As Python 2's end of life is approaching, various Linux distributions are taking measures to tackle the issue, raising awareness, porting packages
and tools to Python 3, having only Python 3 preinstalled on their base images, and some have even made the ultimate change: making /usr/bin/python
point to the Python 3 interpreter. Some references .
Various upstream Python projects have also started down to the path to completely dropping Python 2 support in order to start taking full advantage
of Python 3 only features: http://www.python3statement.org/
In Fedora, we'd like to change /usr/bin/python to point to Python 3 by 2020 (when PEP 404 kicks in). However, we'd rather not do it without upstream's
support in PEP 394. Hence we would like to drive the change of PEP 394 to either say that /usr/bin/python should point to Python 3, or to say it is up
to the distribution maintainers. (And we would prefer the first option, so that the situation may eventually become consistent.)
The message we want to send is: "everything that can be ported to Python 3 should be ported, and everything that can run on Python 3 should run on it."
However, having /usr/bin/python point to Python 2 is continuing the concrete mindset for Linux users that "the default" version of Python is still Python 2.
Those mixed signals are especially problematic with maintainers that aren't familiar with the Python ecosystem (e.g. they only use a Python-based buildsystem).
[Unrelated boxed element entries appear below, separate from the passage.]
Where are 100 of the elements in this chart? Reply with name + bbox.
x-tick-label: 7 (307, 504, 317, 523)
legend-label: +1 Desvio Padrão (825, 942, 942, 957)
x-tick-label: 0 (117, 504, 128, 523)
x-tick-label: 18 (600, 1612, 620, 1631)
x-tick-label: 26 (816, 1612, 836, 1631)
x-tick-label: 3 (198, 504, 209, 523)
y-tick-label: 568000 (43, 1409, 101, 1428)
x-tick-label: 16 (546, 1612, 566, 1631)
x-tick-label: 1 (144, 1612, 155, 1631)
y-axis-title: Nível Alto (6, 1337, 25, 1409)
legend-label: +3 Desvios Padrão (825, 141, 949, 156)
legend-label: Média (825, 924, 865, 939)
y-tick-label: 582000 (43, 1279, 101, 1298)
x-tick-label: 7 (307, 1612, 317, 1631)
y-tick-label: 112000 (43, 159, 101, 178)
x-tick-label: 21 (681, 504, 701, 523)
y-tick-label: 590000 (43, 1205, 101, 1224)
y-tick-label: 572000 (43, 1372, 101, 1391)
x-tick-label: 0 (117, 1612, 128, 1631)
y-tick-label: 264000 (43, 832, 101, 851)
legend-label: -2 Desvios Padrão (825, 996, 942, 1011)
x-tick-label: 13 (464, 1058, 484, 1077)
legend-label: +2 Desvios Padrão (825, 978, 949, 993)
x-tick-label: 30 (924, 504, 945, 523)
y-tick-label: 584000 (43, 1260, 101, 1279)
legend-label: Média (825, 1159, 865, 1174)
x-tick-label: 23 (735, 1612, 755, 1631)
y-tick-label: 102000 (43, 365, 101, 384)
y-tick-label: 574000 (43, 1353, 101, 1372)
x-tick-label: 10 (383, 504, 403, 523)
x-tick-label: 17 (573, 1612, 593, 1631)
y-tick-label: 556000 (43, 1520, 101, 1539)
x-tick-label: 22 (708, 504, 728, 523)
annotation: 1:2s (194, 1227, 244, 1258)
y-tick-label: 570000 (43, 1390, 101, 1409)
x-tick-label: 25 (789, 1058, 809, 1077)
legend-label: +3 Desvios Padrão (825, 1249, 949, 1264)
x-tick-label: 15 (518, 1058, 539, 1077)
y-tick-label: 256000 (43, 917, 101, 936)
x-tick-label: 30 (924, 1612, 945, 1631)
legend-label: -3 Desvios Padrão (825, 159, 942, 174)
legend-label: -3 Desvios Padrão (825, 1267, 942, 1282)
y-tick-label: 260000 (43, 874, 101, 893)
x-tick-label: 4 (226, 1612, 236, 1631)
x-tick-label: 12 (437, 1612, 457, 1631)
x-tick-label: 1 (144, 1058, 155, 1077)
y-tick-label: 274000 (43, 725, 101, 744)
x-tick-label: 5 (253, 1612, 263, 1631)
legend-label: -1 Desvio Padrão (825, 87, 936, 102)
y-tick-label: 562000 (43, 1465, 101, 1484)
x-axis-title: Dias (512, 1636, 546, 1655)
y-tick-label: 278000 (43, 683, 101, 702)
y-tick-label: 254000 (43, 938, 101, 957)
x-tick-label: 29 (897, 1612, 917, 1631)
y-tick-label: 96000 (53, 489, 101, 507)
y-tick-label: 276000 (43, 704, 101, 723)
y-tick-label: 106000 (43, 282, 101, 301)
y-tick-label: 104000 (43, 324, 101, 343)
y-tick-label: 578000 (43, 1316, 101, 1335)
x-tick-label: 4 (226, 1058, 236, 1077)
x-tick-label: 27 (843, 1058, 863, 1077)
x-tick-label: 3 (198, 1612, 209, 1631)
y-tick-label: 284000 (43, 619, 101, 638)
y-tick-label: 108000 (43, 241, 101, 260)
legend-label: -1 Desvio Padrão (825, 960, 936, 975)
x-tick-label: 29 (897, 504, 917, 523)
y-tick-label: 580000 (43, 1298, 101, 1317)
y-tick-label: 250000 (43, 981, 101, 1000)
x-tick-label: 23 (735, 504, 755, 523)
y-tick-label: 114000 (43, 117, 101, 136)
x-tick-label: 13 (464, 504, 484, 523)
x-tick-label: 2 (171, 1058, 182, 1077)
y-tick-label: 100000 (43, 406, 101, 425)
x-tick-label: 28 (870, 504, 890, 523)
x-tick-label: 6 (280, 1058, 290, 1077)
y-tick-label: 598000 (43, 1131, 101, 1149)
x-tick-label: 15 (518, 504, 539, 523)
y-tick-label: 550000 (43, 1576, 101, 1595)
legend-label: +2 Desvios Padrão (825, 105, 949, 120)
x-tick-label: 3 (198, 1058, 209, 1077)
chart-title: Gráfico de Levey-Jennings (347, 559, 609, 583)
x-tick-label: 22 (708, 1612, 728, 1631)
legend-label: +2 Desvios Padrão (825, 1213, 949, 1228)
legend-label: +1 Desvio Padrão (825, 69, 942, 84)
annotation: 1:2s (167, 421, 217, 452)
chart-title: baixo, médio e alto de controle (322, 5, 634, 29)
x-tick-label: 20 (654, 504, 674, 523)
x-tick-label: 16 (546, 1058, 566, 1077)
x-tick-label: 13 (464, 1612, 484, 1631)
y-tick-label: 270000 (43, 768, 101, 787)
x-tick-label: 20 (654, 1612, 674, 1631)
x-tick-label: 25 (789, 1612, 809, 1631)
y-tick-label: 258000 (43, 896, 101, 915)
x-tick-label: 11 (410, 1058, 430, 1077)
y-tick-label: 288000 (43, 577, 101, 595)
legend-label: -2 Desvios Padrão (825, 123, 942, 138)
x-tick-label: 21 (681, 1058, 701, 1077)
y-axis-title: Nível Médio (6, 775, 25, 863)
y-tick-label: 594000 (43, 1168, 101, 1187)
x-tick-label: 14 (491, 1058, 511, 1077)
PEP 394 says that it "is anticipated that there will eventually come a time where the third party ecosystem surrounding Python 3 is sufficiently
mature for this recommendation to be updated to suggest that the python symlink refer to python3 rather than python2," and that its recommendation
will be periodically reviewed.
We believe the ecosystem is now mature enough, and so we should set a specific target timeline for distributions to make that switch (aligning it
with the end of community support for the Python 2.7 branch).